It was billed as a state of the art upgrade for “public participation and openness.”
Yet it was designed without asking for any public input.
Orange County supervisors dedicated $400 million in tax money and four years to building a new six-story headquarters for themselves and other county officials.
Then, during construction, the COVID pandemic hit and public viewing patterns for public meetings opened to being able to monitor remotely.
Yet instead of remote access getting better in Orange County’s new grand county supervisors’ hearing room, it seems the audio/visual got worse.
The live video stream of the inaugural Sept. 13 meeting cut out every few seconds – an issue that wasn’t cropping up in the supervisors’ prior longtime meeting room, built in the 1970s.
The county’s spokeswoman attributed the video problems to a nationwide outage at the county’s contractor, Granicus.
There’s supposed to be another way to listen in remotely to the county supervisors meetings – a phone line that plays the meeting’s audio live to people who call in.
But that was down altogether during the meeting, due to equipment problems in the new building, known as County Administration North.
County staff attributed the audio problem to “equipment delays” caused by pandemic-related “global shortages related to procuring electronic equipment.”
“As such, the equipment delays did not allow for sufficient time to get all the functionalities set up for the first meeting,” said county spokeswoman Molly Nichelson in a text message to Voice of OC.
The problems left no reliable way to remotely follow along live as Orange County’s top elected officials made decisions at their public meeting.
“It’s very frustrating,” wrote one Voice of OC reader – as they were trying to watch the meeting – in a text message to a reporter.

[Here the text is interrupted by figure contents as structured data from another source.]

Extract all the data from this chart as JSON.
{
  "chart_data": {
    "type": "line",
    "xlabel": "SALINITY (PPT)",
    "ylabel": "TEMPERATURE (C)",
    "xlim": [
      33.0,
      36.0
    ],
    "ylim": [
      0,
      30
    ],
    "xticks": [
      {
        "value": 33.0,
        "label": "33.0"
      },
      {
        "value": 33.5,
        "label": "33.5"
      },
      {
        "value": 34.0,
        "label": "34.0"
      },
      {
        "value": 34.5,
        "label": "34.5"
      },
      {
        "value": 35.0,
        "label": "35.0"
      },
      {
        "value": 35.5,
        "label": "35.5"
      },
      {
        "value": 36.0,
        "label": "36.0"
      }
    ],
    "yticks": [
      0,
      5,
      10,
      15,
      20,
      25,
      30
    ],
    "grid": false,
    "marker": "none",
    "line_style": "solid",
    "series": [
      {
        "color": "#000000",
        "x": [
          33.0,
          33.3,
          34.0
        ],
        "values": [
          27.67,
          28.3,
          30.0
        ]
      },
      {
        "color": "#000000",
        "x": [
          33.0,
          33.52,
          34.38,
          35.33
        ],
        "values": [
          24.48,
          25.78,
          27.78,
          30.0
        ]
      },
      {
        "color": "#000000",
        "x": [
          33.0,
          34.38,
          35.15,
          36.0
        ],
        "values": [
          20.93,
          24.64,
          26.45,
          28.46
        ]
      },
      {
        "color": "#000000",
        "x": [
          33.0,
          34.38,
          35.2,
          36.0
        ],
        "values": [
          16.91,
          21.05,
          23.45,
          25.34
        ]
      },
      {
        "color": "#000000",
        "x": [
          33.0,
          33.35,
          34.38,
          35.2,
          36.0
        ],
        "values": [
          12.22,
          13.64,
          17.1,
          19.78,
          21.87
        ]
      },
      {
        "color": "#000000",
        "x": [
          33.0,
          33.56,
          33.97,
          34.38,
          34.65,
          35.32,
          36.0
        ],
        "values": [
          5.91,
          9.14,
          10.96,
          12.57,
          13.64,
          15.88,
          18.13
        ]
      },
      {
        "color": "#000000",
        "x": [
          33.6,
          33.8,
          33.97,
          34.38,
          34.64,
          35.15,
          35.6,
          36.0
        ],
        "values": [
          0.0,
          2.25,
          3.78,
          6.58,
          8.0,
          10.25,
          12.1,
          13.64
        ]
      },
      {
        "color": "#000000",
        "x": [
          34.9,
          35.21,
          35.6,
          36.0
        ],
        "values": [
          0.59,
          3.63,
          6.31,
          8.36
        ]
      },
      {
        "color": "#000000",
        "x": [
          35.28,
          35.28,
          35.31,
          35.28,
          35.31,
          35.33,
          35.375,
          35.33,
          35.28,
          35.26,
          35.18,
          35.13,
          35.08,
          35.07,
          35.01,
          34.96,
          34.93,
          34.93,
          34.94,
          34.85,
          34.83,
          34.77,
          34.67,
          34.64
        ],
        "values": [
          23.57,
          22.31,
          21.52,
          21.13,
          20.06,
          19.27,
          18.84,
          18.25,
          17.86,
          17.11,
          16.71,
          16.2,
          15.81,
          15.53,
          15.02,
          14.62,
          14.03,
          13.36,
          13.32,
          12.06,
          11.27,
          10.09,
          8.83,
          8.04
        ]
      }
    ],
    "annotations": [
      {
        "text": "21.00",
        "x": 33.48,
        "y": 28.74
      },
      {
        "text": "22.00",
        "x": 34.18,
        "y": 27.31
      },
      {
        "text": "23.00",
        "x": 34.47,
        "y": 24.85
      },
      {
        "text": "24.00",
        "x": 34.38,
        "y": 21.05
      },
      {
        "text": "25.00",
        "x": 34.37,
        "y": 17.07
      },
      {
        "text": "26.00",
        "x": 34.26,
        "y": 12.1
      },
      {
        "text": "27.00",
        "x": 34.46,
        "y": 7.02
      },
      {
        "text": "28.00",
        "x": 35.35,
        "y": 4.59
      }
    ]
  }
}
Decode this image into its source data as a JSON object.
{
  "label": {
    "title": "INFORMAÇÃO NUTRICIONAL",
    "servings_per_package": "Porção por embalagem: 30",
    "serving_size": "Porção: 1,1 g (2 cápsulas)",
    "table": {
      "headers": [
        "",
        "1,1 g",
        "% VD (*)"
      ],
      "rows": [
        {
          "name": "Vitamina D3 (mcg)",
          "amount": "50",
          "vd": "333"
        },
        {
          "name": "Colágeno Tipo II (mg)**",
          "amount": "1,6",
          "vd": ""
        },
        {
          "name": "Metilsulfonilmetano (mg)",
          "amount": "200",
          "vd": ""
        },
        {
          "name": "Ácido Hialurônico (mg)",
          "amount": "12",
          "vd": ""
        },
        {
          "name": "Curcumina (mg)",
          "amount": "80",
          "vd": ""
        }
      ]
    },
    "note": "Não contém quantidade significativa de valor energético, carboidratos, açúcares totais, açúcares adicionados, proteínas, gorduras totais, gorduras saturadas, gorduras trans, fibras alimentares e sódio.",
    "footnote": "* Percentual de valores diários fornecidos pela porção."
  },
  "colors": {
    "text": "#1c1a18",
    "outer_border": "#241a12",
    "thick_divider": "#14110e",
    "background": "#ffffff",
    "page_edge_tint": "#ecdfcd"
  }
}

Orange County CEO Frank Kim acknowledged the problems.
“I appreciate the board’s patience as we work through all of the bugs in our new board hearing room,” Kim said at the Sept. 13 board meeting.
The equipment was supposed to be part of the new building, said Nichelson.
“Three weeks before the delivery date the equipment vendor informed the construction contractor of the delay and provided an estimated ETA of February 2023,” Nichelson wrote in a text message responding to Voice of OC’s questions.
“The County was forced to implement a temporary solution until the new equipment arrives.”
The building’s lead contractor, Griffin Structures, didn’t return a phone message for comment.
Nichelson also took responsibility for posting the call-in number on social media without checking whether it was working.
“I regret my error,” Nichelson said.
The phone line will be up and running by the supervisors next meeting on Tuesday, she added.
At the Sept. 13 meeting, the video stream was rife with glitches, cutting out and pausing, regardless of what type of device or internet connection viewers were using.
The video issues weren’t the county’s fault, Nichelson said, but were rather due to a nationwide outage with the contractor.
She later pointed to a website stating Granicus was dealing that day with “intermittent freezing and buffering during livestreams for some clients.”
As for the phone line alternative, when a Voice of OC reporter called it two hours into the meeting as it was ongoing, the line said the meeting host hadn’t arrived and to stand by.
It then proceeded to play hold music.
OC Supervisor Katrina Foley said she first learned the meeting phone line was down a week later, from a Voice of OC reporter who reached out for comment.
“This is the first that I’m hearing that. I did not know that,” Foley said, adding that she was told the day of the meeting about the separate video stream problems.
“i would expect that it will get fixed by the next meeting,” she added.
The other four county supervisors didn’t return phone calls and messages for comment.
The new building increases the county supervisors’ office space by at least 60 percent, to 32,000 square feet.
The recent problems are not the only public communications problem at new county facilities.
The newest building’s twin – County Administration South, which opened in 2019 at a cost of around $300 million – had problems with public communications early in the pandemic.
When the county held a coronavirus news conference there in 2020, officials had no built-in ability to livestream it onto the internet. And cell phone service wasn’t working properly within the room.
In the county’s later COVID news conferences, Voice of OC Publisher Norberto Santana noted reporters were “forced to listen in on a phone line that sounds jumbled, as if someone is holding up a phone up to the conference. Meanwhile, there’s often loud typing in the background mixed with the bad audio.”
And supervisors never put the designs for the new buildings on public meeting agendas.
“The design and features were reviewed and approved by the Ad Hoc Committee with staff input,” Nichelson said last week, referring to closed-door meetings of supervisors Andrew Do and Shawn Nelson.
The other two largest counties in California – LA and San Diego – continue use headquarters built in 1938 and 1960.
Both are older than the one Orange County has used for decades, known as the Hall of Administration or “HOA.” It was built in the mid-1970s.
That building is set to be demolished in the coming months.